Menurut LBH 212 Maros, lemahnya penerapan hukum dalam kasus ini mencerminkan minimnya kepekaan aparat terhadap perlindungan perempuan dan anak.
Tuntutan: PPA Polres Maros Harus Turun Tangan
LBH 212 Maros mendesak agar Unit Perlindungan Perempuan dan Anak (PPA) Polres Maros segera turun tangan dan mengambil alih pengawasan terhadap kasus ini.
Mereka menilai, pelibatan unit khusus sangat penting untuk menjamin proses hukum yang transparan, profesional, dan berpihak pada korban.

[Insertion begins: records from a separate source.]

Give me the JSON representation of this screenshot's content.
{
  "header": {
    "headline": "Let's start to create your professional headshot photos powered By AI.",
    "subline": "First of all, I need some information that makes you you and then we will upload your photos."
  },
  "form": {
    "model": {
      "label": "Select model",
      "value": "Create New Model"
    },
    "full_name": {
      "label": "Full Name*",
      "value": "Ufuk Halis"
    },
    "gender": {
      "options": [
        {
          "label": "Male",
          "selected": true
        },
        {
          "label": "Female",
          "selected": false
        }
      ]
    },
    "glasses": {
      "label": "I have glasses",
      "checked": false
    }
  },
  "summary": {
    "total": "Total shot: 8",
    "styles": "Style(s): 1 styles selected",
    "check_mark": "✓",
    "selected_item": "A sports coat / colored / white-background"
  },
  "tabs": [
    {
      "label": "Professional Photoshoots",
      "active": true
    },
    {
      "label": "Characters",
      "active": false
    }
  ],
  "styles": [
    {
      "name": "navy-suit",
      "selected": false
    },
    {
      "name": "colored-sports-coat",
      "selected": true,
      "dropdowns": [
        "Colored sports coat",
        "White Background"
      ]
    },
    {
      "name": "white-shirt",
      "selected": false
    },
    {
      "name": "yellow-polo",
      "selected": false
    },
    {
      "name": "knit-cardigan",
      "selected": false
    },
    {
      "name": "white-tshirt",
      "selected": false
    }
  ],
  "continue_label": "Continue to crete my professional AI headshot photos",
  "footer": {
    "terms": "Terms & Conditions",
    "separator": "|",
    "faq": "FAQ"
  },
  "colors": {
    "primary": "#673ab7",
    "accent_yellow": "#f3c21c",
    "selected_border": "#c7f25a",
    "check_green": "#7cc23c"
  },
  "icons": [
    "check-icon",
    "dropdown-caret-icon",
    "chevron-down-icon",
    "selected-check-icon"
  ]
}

“Kasus ini bukan hanya soal luka fisik, tapi juga tentang rasa aman, martabat, dan perlindungan hukum bagi perempuan dan anak di bawah umur. Jika aparat tidak menegakkan keadilan di sini, maka pesan apa yang ingin disampaikan kepada masyarakat?” ujar LBH 212 Maros.
Sorotan Publik: Perlindungan Perempuan dan Anak di Maros Masih Lemah
Kasus Maryama kini menjadi simbol kekecewaan masyarakat terhadap lemahnya perlindungan hukum bagi perempuan dan anak di Kabupaten Maros.
Banyak pihak menilai, kasus serupa kerap terjadi namun sering berakhir tanpa keadilan yang memadai bagi korban.
“Sudah dua bulan lebih, pelaku masih bebas. Ini bukan hanya soal hukum, tapi soal keadilan bagi korban perempuan dan anak di bawah umur,” pungkas keluarga korban.